Home

Today I got very confused about how SIMD lanes are numbered, and with the help of my colleagues, managed to get clarity on this. So I’m documenting it here to help future self.

Single Instruction Multiple Data (SIMD), involves having large vectors that contain multiple data elements, and performing a single operation on these multiple data elements at one go.

WebAssembly is gaining support for SIMD in a ongoing proposal. It introduces a new data type, v128, that basically maps down to a 128-bit hardware register.

On x86 and x86-64 this is an SSE register (xmm), for arm and arm64 this is a fp register.

These 128-bit registers can be interpreted as multiple elements of the same data type, for example, 2 64-bit integers, aka i64x2. This register can be said to have 2 lanes, each lane can be interpreted as a 64-bit integer. The interpretation is determined by the SIMD operations - this allows a single v128 type to support multiple interpretations, from f64x2, down to i8x16.

In the Intel architecture reference manual, and also in many references, the bits in a register can be numbered from 0 to size of register.

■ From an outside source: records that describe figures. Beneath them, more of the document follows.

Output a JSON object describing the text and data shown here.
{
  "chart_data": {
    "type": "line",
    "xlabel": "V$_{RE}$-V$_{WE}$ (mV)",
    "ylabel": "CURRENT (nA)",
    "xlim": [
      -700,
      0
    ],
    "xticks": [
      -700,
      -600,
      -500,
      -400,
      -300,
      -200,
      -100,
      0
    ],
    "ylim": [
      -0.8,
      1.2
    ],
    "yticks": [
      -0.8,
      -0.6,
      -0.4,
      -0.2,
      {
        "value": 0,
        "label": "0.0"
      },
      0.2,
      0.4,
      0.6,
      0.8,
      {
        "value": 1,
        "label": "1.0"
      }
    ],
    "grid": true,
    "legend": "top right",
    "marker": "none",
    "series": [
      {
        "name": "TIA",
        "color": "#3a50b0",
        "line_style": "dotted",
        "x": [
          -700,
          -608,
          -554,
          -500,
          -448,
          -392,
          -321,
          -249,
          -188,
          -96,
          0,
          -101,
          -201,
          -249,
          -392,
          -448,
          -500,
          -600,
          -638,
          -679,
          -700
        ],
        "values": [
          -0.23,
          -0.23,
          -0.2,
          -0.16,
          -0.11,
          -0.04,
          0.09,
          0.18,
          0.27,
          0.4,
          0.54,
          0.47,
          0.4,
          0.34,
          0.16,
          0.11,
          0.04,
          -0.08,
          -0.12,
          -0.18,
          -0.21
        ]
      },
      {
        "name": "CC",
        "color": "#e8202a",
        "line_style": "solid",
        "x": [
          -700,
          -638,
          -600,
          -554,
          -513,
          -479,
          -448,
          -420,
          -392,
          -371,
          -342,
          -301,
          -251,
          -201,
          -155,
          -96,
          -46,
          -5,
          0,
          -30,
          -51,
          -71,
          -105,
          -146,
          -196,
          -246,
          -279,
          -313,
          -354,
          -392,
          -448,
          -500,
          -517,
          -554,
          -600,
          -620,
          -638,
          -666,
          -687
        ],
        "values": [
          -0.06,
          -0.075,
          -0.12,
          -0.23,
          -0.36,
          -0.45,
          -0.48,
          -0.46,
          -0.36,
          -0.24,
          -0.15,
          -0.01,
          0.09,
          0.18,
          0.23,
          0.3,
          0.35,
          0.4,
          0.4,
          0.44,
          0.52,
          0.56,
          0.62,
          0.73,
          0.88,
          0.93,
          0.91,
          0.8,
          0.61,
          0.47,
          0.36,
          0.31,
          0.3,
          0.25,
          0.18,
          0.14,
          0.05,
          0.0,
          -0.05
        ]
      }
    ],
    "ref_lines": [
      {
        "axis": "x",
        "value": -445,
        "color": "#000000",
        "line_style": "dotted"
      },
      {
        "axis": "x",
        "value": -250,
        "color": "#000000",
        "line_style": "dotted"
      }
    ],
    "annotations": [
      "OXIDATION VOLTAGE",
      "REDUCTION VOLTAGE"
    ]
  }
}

For a 128-bit register, it would be:

[127|126|...|63|62|61|...|3|2|1|0]

According to the WebAssembly SIMD spec, for a i64x2:

“Lane n corresponds to bits 64n – 64n+63.”

Thus:

[ 64-bit number, lane 1 | 64-bit number, lane 0 ]

One of the operations supported is extract_lane, which extracts a single element from a vector register. The pseudocode for this is:

def S.extract_lane(a, i):
    return a[i]

And this is where I got confused. Given a 128-bit register with the value 0x00010002000300040005000600070008, if we interpret this as a i32x4, and extract lane 0, we should get 0x00070008:

[ 0x00010002 | 0x00030004 | 0x00050006 | 0x00070008 ]
[   lane 3   |   lane 2   |   lane 1   |   lane 0   ]

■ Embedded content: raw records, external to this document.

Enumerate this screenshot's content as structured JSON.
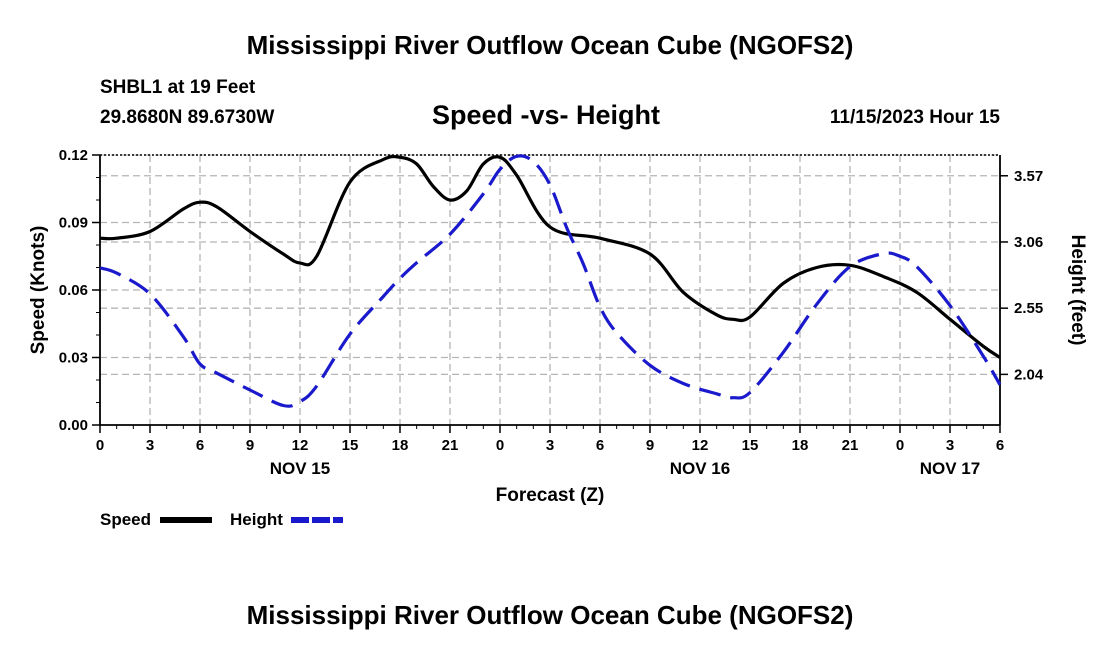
{
  "page": {
    "title": "Mississippi River Outflow Ocean Cube (NGOFS2)",
    "bottom_title": "Mississippi River Outflow Ocean Cube (NGOFS2)",
    "station": "SHBL1 at 19 Feet",
    "coords": "29.8680N  89.6730W",
    "subtitle": "Speed -vs- Height",
    "datetime": "11/15/2023 Hour 15"
  },
  "chart_data": {
    "type": "line",
    "title": "Speed -vs- Height",
    "xlabel": "Forecast (Z)",
    "ylabel": "Speed (Knots)",
    "y2label": "Height (feet)",
    "x_range": [
      0,
      54
    ],
    "ylim": [
      0,
      0.12
    ],
    "y2lim": [
      1.65,
      3.73
    ],
    "x_ticks": [
      0,
      3,
      6,
      9,
      12,
      15,
      18,
      21,
      24,
      27,
      30,
      33,
      36,
      39,
      42,
      45,
      48,
      51,
      54
    ],
    "x_tick_labels": [
      "0",
      "3",
      "6",
      "9",
      "12",
      "15",
      "18",
      "21",
      "0",
      "3",
      "6",
      "9",
      "12",
      "15",
      "18",
      "21",
      "0",
      "3",
      "6"
    ],
    "date_labels": [
      {
        "x": 12,
        "label": "NOV 15"
      },
      {
        "x": 36,
        "label": "NOV 16"
      },
      {
        "x": 51,
        "label": "NOV 17"
      }
    ],
    "y_ticks": [
      0,
      0.03,
      0.06,
      0.09,
      0.12
    ],
    "y_tick_labels": [
      "0.00",
      "0.03",
      "0.06",
      "0.09",
      "0.12"
    ],
    "y2_ticks": [
      2.04,
      2.55,
      3.06,
      3.57
    ],
    "y2_tick_labels": [
      "2.04",
      "2.55",
      "3.06",
      "3.57"
    ],
    "grid": true,
    "legend": {
      "position": "bottom-left",
      "speed_label": "Speed",
      "height_label": "Height"
    },
    "series": [
      {
        "name": "Speed",
        "axis": "left",
        "color": "#000000",
        "dash": "solid",
        "x": [
          0,
          1,
          3,
          5,
          6,
          7,
          9,
          11,
          12,
          13,
          15,
          17,
          18,
          19,
          20,
          21,
          22,
          23,
          24,
          25,
          27,
          30,
          33,
          35,
          37,
          38,
          39,
          41,
          43,
          45,
          47,
          49,
          51,
          53,
          54
        ],
        "values": [
          0.083,
          0.083,
          0.086,
          0.096,
          0.099,
          0.097,
          0.086,
          0.076,
          0.072,
          0.075,
          0.108,
          0.118,
          0.119,
          0.116,
          0.106,
          0.1,
          0.104,
          0.116,
          0.119,
          0.111,
          0.088,
          0.083,
          0.076,
          0.059,
          0.049,
          0.047,
          0.048,
          0.063,
          0.07,
          0.071,
          0.066,
          0.059,
          0.047,
          0.035,
          0.03
        ]
      },
      {
        "name": "Height",
        "axis": "right",
        "color": "#1a1acc",
        "dash": "dashed",
        "x": [
          0,
          1,
          3,
          5,
          6,
          7,
          9,
          11,
          12,
          13,
          15,
          17,
          18,
          19,
          21,
          23,
          24,
          25,
          26,
          27,
          28,
          29,
          30,
          31,
          33,
          35,
          37,
          38,
          39,
          41,
          43,
          45,
          47,
          48,
          49,
          51,
          53,
          54
        ],
        "values": [
          2.86,
          2.82,
          2.66,
          2.33,
          2.12,
          2.05,
          1.92,
          1.8,
          1.83,
          1.95,
          2.35,
          2.64,
          2.78,
          2.9,
          3.12,
          3.43,
          3.62,
          3.72,
          3.68,
          3.5,
          3.17,
          2.89,
          2.56,
          2.36,
          2.11,
          1.97,
          1.89,
          1.86,
          1.9,
          2.21,
          2.58,
          2.87,
          2.97,
          2.95,
          2.87,
          2.57,
          2.18,
          1.96
        ]
      }
    ]
  }
}
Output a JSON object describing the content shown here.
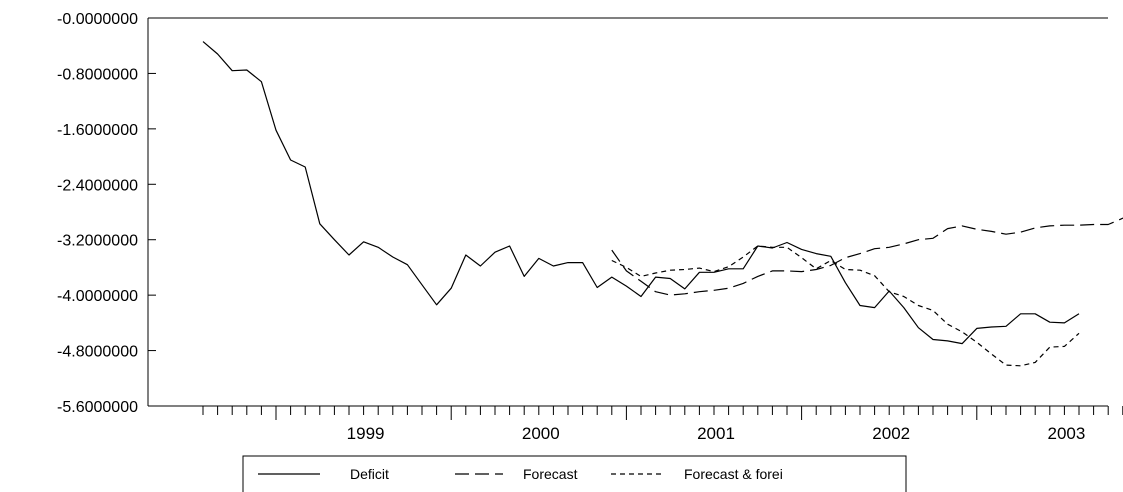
{
  "chart_data": {
    "type": "line",
    "title": "",
    "xlabel": "",
    "ylabel": "",
    "x_tick_labels": [
      "1999",
      "2000",
      "2001",
      "2002",
      "2003"
    ],
    "y_tick_labels": [
      "-0.0000000",
      "-0.8000000",
      "-1.6000000",
      "-2.4000000",
      "-3.2000000",
      "-4.0000000",
      "-4.8000000",
      "-5.6000000"
    ],
    "y_ticks": [
      0,
      -0.8,
      -1.6,
      -2.4,
      -3.2,
      -4.0,
      -4.8,
      -5.6
    ],
    "ylim": [
      -5.6,
      0
    ],
    "x_periods": "monthly, 1998M08 to 2003M12",
    "grid": false,
    "legend_position": "bottom",
    "series": [
      {
        "name": "Deficit",
        "line_style": "solid",
        "start": "1998-08",
        "values": [
          -0.34,
          -0.52,
          -0.76,
          -0.75,
          -0.92,
          -1.62,
          -2.05,
          -2.15,
          -2.97,
          -3.2,
          -3.42,
          -3.23,
          -3.31,
          -3.45,
          -3.56,
          -3.85,
          -4.14,
          -3.9,
          -3.42,
          -3.58,
          -3.38,
          -3.29,
          -3.73,
          -3.47,
          -3.58,
          -3.53,
          -3.53,
          -3.89,
          -3.74,
          -3.87,
          -4.02,
          -3.74,
          -3.76,
          -3.91,
          -3.67,
          -3.67,
          -3.62,
          -3.62,
          -3.29,
          -3.32,
          -3.24,
          -3.34,
          -3.4,
          -3.44,
          -3.82,
          -4.15,
          -4.18,
          -3.94,
          -4.18,
          -4.47,
          -4.64,
          -4.66,
          -4.7,
          -4.48,
          -4.46,
          -4.45,
          -4.27,
          -4.27,
          -4.39,
          -4.4,
          -4.27
        ]
      },
      {
        "name": "Forecast",
        "line_style": "long-dash",
        "start": "2000-12",
        "values": [
          -3.35,
          -3.65,
          -3.8,
          -3.95,
          -4.0,
          -3.98,
          -3.95,
          -3.93,
          -3.9,
          -3.83,
          -3.73,
          -3.65,
          -3.65,
          -3.66,
          -3.63,
          -3.57,
          -3.46,
          -3.4,
          -3.33,
          -3.31,
          -3.26,
          -3.2,
          -3.18,
          -3.04,
          -3.0,
          -3.05,
          -3.08,
          -3.12,
          -3.09,
          -3.03,
          -3.0,
          -2.99,
          -2.99,
          -2.98,
          -2.98,
          -2.89,
          -2.9
        ]
      },
      {
        "name": "Forecast & forei",
        "line_style": "short-dash",
        "start": "2000-12",
        "values": [
          -3.5,
          -3.6,
          -3.73,
          -3.68,
          -3.64,
          -3.63,
          -3.61,
          -3.66,
          -3.59,
          -3.45,
          -3.29,
          -3.31,
          -3.31,
          -3.46,
          -3.62,
          -3.5,
          -3.63,
          -3.64,
          -3.72,
          -3.95,
          -4.02,
          -4.15,
          -4.22,
          -4.42,
          -4.53,
          -4.68,
          -4.85,
          -5.01,
          -5.02,
          -4.97,
          -4.75,
          -4.74,
          -4.55
        ]
      }
    ]
  }
}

But based on the pseudocode, it looked like we would get index 0 of array a. Now, if were to simply treat each lane as an element in a, it could look like:

a = [0x00010002, 0x00030004, 0x00050006, 0x00070008]

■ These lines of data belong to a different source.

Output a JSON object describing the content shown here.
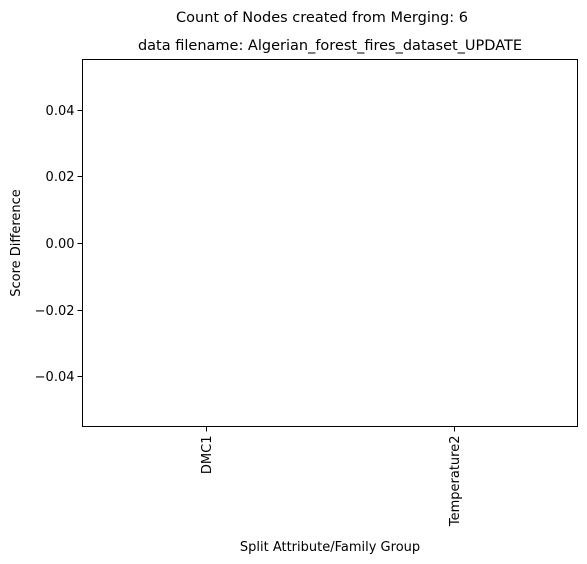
{
  "chart_data": {
    "type": "bar",
    "suptitle": "Count of Nodes created from Merging: 6",
    "title": "data filename: Algerian_forest_fires_dataset_UPDATE",
    "xlabel": "Split Attribute/Family Group",
    "ylabel": "Score Difference",
    "categories": [
      "DMC1",
      "Temperature2"
    ],
    "values": [
      0,
      0
    ],
    "ylim": [
      -0.055,
      0.055
    ],
    "yticks": [
      -0.04,
      -0.02,
      0.0,
      0.02,
      0.04
    ],
    "ytick_labels": [
      "−0.04",
      "−0.02",
      "0.00",
      "0.02",
      "0.04"
    ],
    "grid": false,
    "colors": {
      "axis": "#000000",
      "bar": "#1f77b4",
      "background": "#ffffff"
    }
  }
}
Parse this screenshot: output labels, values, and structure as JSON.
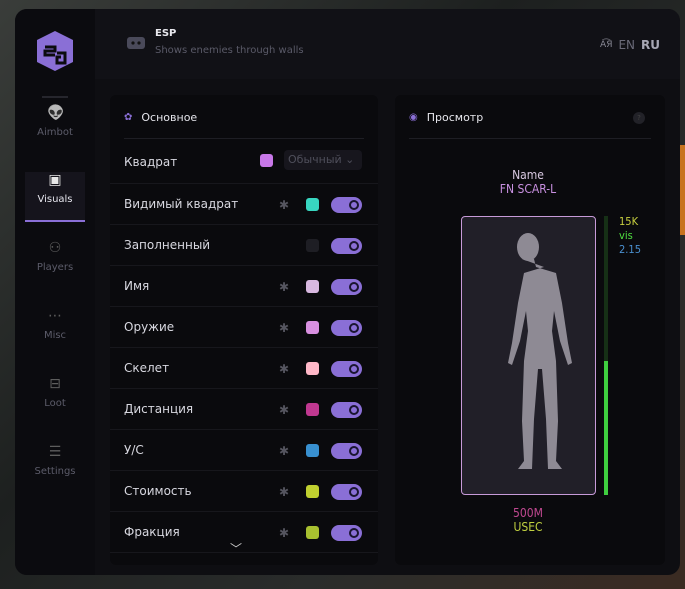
{
  "sidebar": {
    "items": [
      {
        "label": "Aimbot",
        "icon": "alien-icon"
      },
      {
        "label": "Visuals",
        "icon": "vr-headset-icon",
        "active": true
      },
      {
        "label": "Players",
        "icon": "users-icon"
      },
      {
        "label": "Misc",
        "icon": "dots-icon"
      },
      {
        "label": "Loot",
        "icon": "toolbox-icon"
      },
      {
        "label": "Settings",
        "icon": "list-icon"
      }
    ]
  },
  "header": {
    "title": "ESP",
    "subtitle": "Shows enemies through walls",
    "languages": [
      "EN",
      "RU"
    ],
    "active_language": "RU"
  },
  "main": {
    "title": "Основное",
    "box_row": {
      "label": "Квадрат",
      "color": "#c878e8",
      "mode": "Обычный"
    },
    "rows": [
      {
        "label": "Видимый квадрат",
        "color": "#38d6c0",
        "gear": true,
        "enabled": true
      },
      {
        "label": "Заполненный",
        "color": "#1e1e24",
        "gear": false,
        "enabled": true
      },
      {
        "label": "Имя",
        "color": "#d8b8e0",
        "gear": true,
        "enabled": true
      },
      {
        "label": "Оружие",
        "color": "#d890e0",
        "gear": true,
        "enabled": true
      },
      {
        "label": "Скелет",
        "color": "#ffb8c8",
        "gear": true,
        "enabled": true
      },
      {
        "label": "Дистанция",
        "color": "#c03890",
        "gear": true,
        "enabled": true
      },
      {
        "label": "У/С",
        "color": "#3890d0",
        "gear": true,
        "enabled": true
      },
      {
        "label": "Стоимость",
        "color": "#c0d030",
        "gear": true,
        "enabled": true
      },
      {
        "label": "Фракция",
        "color": "#a8c030",
        "gear": true,
        "enabled": true
      }
    ]
  },
  "preview": {
    "title": "Просмотр",
    "help": "?",
    "name": "Name",
    "weapon": "FN SCAR-L",
    "value": "15K",
    "visible": "vis",
    "kd": "2.15",
    "distance": "500M",
    "faction": "USEC",
    "health_percent": 48,
    "colors": {
      "name": "#d8c8e0",
      "weapon": "#c890e0",
      "value": "#c8d040",
      "visible": "#50e040",
      "kd": "#4a90d0",
      "distance": "#c04890",
      "faction": "#c0d040"
    }
  },
  "accent": "#8a6fd6"
}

And then a[0] will give us 0x00010002, which is different from what we got previously.

The point I was missing is that WebAssembly is a little endian system, and this means that in memory, the least significant byte comes first.

If we store a 128-bit register into memory, it would take up 16 bytes, and the least significant byte would be first, i.e. 0x08 would be first. So really, a would look more like:

a = [ 0x08, 0x00, 0x07, 0x00
      0x06, 0x00, 0x05, 0x00
      0x04, 0x00, 0x03, 0x00
      0x02, 0x00, 0x01, 0x00]

And a[0], when a is interpreted as i32x4, will take the first four bytes, 0x08, 0x00, 0x07, 0x00, treat as little endian, and get 0x00070008, which is the same result.

Another way I’ve seen people discuss this is to think that the individual data elements are stored little endian, and the bytes within the data are stored little endian too. So the least significant lane (0) comes first, and within the lane, the least significant byte comes first.

It is quite important to differentiate what a number looks like in a register, and how it looks like in memory. And my confusion was a result of not being able to clearly tell this apart.